Noviembre
No me gustan los días de noviembre, todo pasa lento y oscuro, todos me recuerdan un vacío de muchos años, de toda una vida, de un dolor que no tiene lógica, de un amor que no tiene cuerpo. En un día de este mes mi mamá murió, nunca la conocí, no recuerdo nada de ella, nada, sólo la promesa de todos de que somos idénticas, de que nuestros ojos son iguales, y de que nuestro cabello se ondea con viento de la misma forma. Noviembre es esa eterna comparación con ella, con el mito de una mamá que no quiso estar conmigo.
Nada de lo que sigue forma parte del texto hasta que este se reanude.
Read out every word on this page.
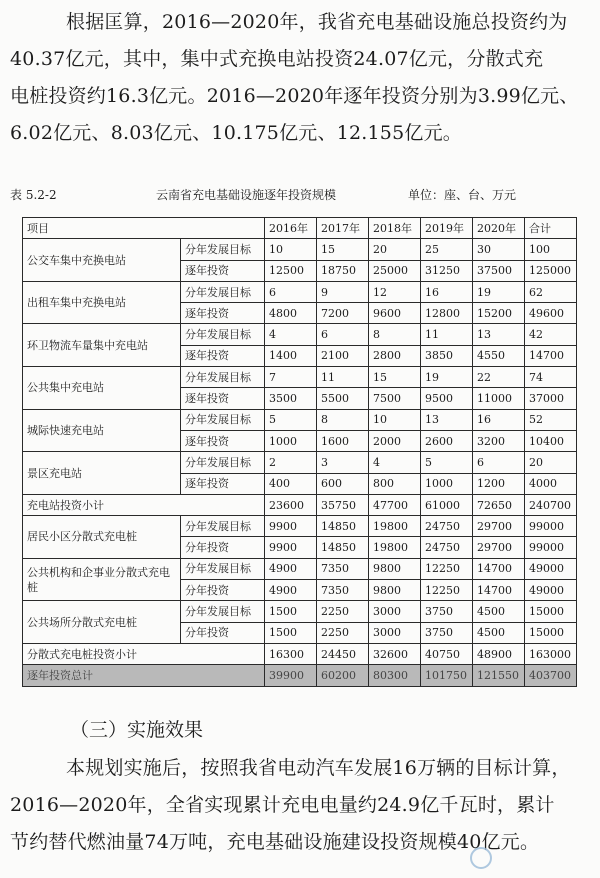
根据匡算，2016—2020年，我省充电基础设施总投资约为
40.37亿元，其中，集中式充换电站投资24.07亿元，分散式充
电桩投资约16.3亿元。2016—2020年逐年投资分别为3.99亿元、
6.02亿元、8.03亿元、10.175亿元、12.155亿元。
表 5.2-2	云南省充电基础设施逐年投资规模	单位：座、台、万元
项目		2016年	2017年	2018年	2019年	2020年	合计
公交车集中充换电站	分年发展目标	10	15	20	25	30	100
	逐年投资	12500	18750	25000	31250	37500	125000
出租车集中充换电站	分年发展目标	6	9	12	16	19	62
	逐年投资	4800	7200	9600	12800	15200	49600
环卫物流车量集中充电站	分年发展目标	4	6	8	11	13	42
	逐年投资	1400	2100	2800	3850	4550	14700
公共集中充电站	分年发展目标	7	11	15	19	22	74
	逐年投资	3500	5500	7500	9500	11000	37000
城际快速充电站	分年发展目标	5	8	10	13	16	52
	逐年投资	1000	1600	2000	2600	3200	10400
景区充电站	分年发展目标	2	3	4	5	6	20
	逐年投资	400	600	800	1000	1200	4000
充电站投资小计		23600	35750	47700	61000	72650	240700
居民小区分散式充电桩	分年发展目标	9900	14850	19800	24750	29700	99000
	分年投资	9900	14850	19800	24750	29700	99000
公共机构和企事业分散式充电桩	分年发展目标	4900	7350	9800	12250	14700	49000
	分年投资	4900	7350	9800	12250	14700	49000
公共场所分散式充电桩	分年发展目标	1500	2250	3000	3750	4500	15000
	分年投资	1500	2250	3000	3750	4500	15000
分散式充电桩投资小计		16300	24450	32600	40750	48900	163000
逐年投资总计		39900	60200	80300	101750	121550	403700
（三）实施效果
本规划实施后，按照我省电动汽车发展16万辆的目标计算，
2016—2020年，全省实现累计充电电量约24.9亿千瓦时，累计
节约替代燃油量74万吨，充电基础设施建设投资规模40亿元。
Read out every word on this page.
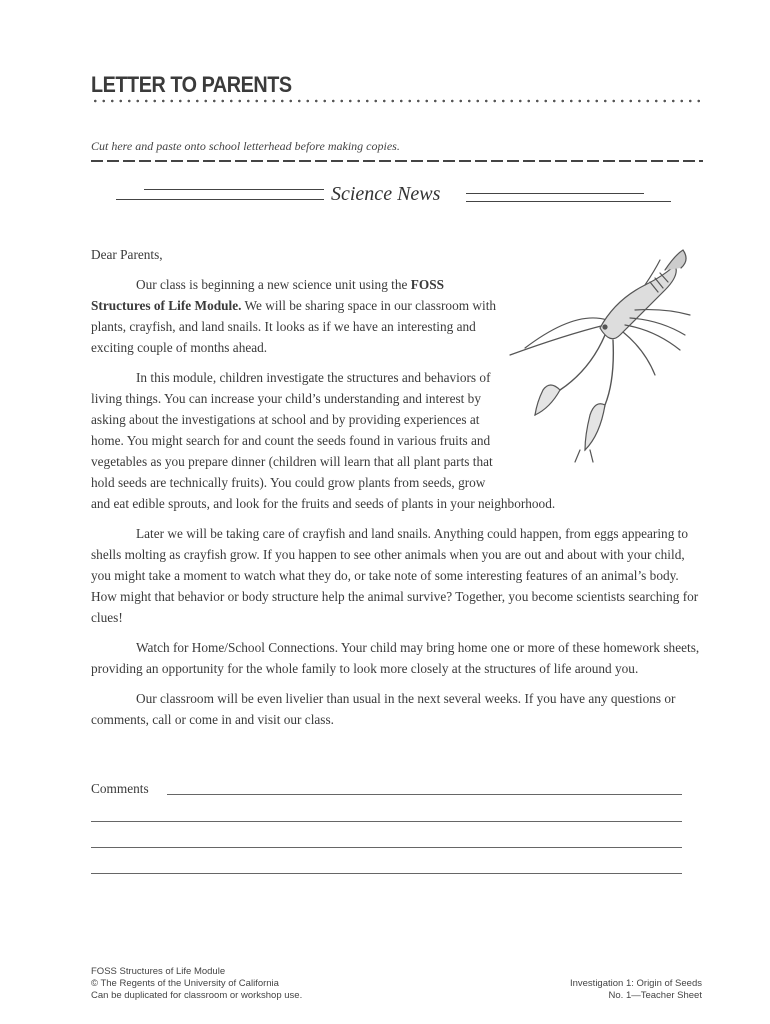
LETTER TO PARENTS
Cut here and paste onto school letterhead before making copies.
Science News

Dear Parents,

Our class is beginning a new science unit using the FOSS Structures of Life Module. We will be sharing space in our classroom with plants, crayfish, and land snails. It looks as if we have an interesting and exciting couple of months ahead.

In this module, children investigate the structures and behaviors of living things. You can increase your child’s understanding and interest by asking about the investigations at school and by providing experiences at home. You might search for and count the seeds found in various fruits and vegetables as you prepare dinner (children will learn that all plant parts that hold seeds are technically fruits). You could grow plants from seeds, grow and eat edible sprouts, and look for the fruits and seeds of plants in your neighborhood.

Later we will be taking care of crayfish and land snails. Anything could happen, from eggs appearing to shells molting as crayfish grow. If you happen to see other animals when you are out and about with your child, you might take a moment to watch what they do, or take note of some interesting features of an animal’s body. How might that behavior or body structure help the animal survive? Together, you become scientists searching for clues!

Watch for Home/School Connections. Your child may bring home one or more of these homework sheets, providing an opportunity for the whole family to look more closely at the structures of life around you.

Our classroom will be even livelier than usual in the next several weeks. If you have any questions or comments, call or come in and visit our class.

Comments
FOSS Structures of Life Module
© The Regents of the University of California
Can be duplicated for classroom or workshop use.
Investigation 1: Origin of Seeds
No. 1—Teacher Sheet
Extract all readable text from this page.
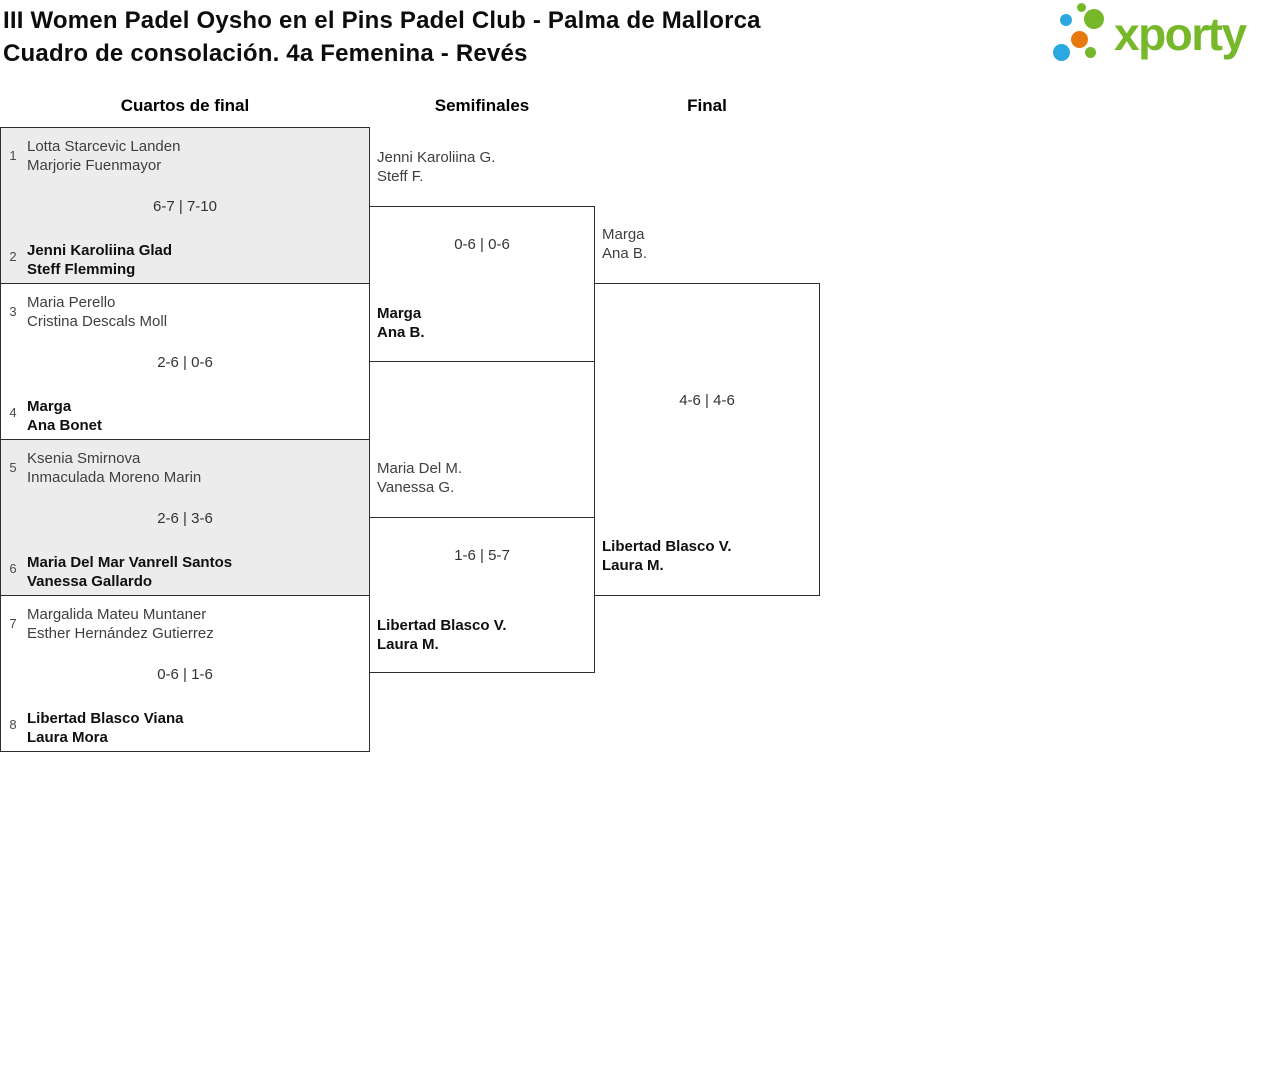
III Women Padel Oysho en el Pins Padel Club - Palma de Mallorca
Cuadro de consolación. 4a Femenina - Revés	xporty
Cuartos de final	Semifinales	Final
1
Lotta Starcevic Landen
Marjorie Fuenmayor
6-7 | 7-10
2 Jenni Karoliina Glad
Steff Flemming
3
Maria Perello
Cristina Descals Moll
2-6 | 0-6
4 Marga
Ana Bonet
5
Ksenia Smirnova
Inmaculada Moreno Marin
2-6 | 3-6
6 Maria Del Mar Vanrell Santos
Vanessa Gallardo
7
Margalida Mateu Muntaner
Esther Hernández Gutierrez
0-6 | 1-6
8 Libertad Blasco Viana
Laura Mora
Jenni Karoliina G.
Steff F.
0-6 | 0-6
Marga
Ana B.
Maria Del M.
Vanessa G.
1-6 | 5-7
Libertad Blasco V.
Laura M.
Marga
Ana B.
4-6 | 4-6
Libertad Blasco V.
Laura M.
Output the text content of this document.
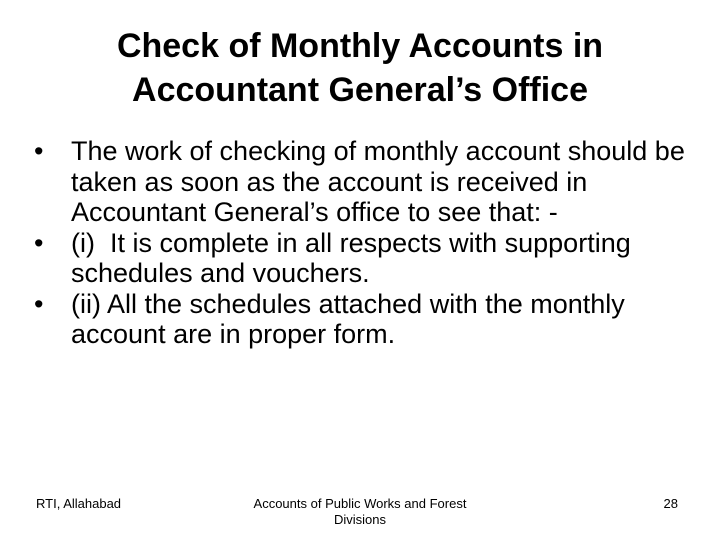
Check of Monthly Accounts in
Accountant General’s Office
• The work of checking of monthly account should be taken as soon as the account is received in Accountant General’s office to see that: -
• (i)  It is complete in all respects with supporting schedules and vouchers.
• (ii) All the schedules attached with the monthly account are in proper form.
RTI, Allahabad	Accounts of Public Works and Forest Divisions
28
El rito de mi padre al ir al
panteón, es lo que menos me gusta de todos los ritos, no me gusta la procesión
de personas que nos acompañan como si de verdad nos apoyaran, como si de verdad
hubieran conocido a esa mujer, una que ni yo, ni mi papá sabemos quién es, odio
que tanta gente esté allí, vestida de negro, llevando flores a un panteón devastado,
porque así son los panteones, se caen en su propia putrefacción, no limpios, no
llenos de paz como nos los pintan en las películas, odio que vayan de negro y
recen, como si tuviera un día de muerta.
Había estado paranoica las
últimas semanas, desde que descubrí las fotos en las que aparecía el sujeto que
casi atropellaba, pero me había tranquilizado cuando mi papá me contó que era
amigo del tío Paco, aun así no había bajado la guardia, no la bajé cuando lo vi
entre la procesión que nos acompañaban al panteón, no me gustaba como me
miraba, algo en él me decía que huyera.
Mi papá siempre daba un
discurso sobre la mujer que fue su esposa… para ese momento yo ya me había
apartado del resto entre las otras tumbas, no soportaba su voz diciendo cosas
que no comprendía, que no conocí. Hacía frío, no llevaba nada para cubrirme, me
había arrepentido de usar un vestido con escote en la espalda, el día parecía
ser uno de esos… de los que sólo en noviembre hay.
Un dedo cálido me tocó la
espalda, la recorrió por unos segundos antes de que yo me exaltara, pensé que
iba a ser mi papá.
-Es un lindo tatuaje –mencionó
una voz que ya conocía. Era el “hombre misterioso”.
-¿Tatuaje? –pregunté con el
entrecejo fruncido, yo no tenía ningún tatuaje.
-Supongo que no es ningún tatuaje,
quizá una marca de nacimiento.
-Supongo… -dije caminando
nuevamente a la multitud, no me gustaba estar sola con él.
-¿Ves?, yo sabía que te
conocía de algún lado –dijo tras mi espalda. No me giré- Tu mamá y yo somos del
mismo pueblo…
-¿Pueblo? –le pregunté de
frente, mi papá nunca supo de donde era Ana.
-Sí, Tlacocotlpan… está a unas
cinco horas de aquí en un buen carro, es sierra en su mayoría.
-No lo sabía –comenté al
momento que sentía un golpe en el estómago.
-“El lugar de las libélulas”,
le llamamos así, es un lugar muy tradicional.
-¿Y qué haces fuera de ese
pueblo? –pregunté despectiva, cada vez me gustaba menos.
-Negocios, además el pueblo
está en decadencia, vine a buscar algo aquí…
-¿Y tú y mi mamá eran amigos?
-Crecimos juntos, fue una
pena enterarme de su muerte.
-Igual y ya fue hace muchos
años –dije y continué con mi camino. Los pies me pesaron. No sabía nada de mi mamá.
La tristeza que de seguro
estaría creciendo en la cabeza de mi papá, también se apoderó de mí, ¿mi papá
la conocería tanto como yo? ¿Quién era ese hombre? ¿por qué estaba allí? ¿Qué era
todo eso de un tatuaje? Nuevamente quería escapar, quería ir a un lugar en el
que no hubiera personas a las que sonreírles.
¿Quién era ese hombre?... y
sobre todo ¿Quién era Ana? Algo me decía que en ese sótano, habría algo. ¿Quién era mi madre?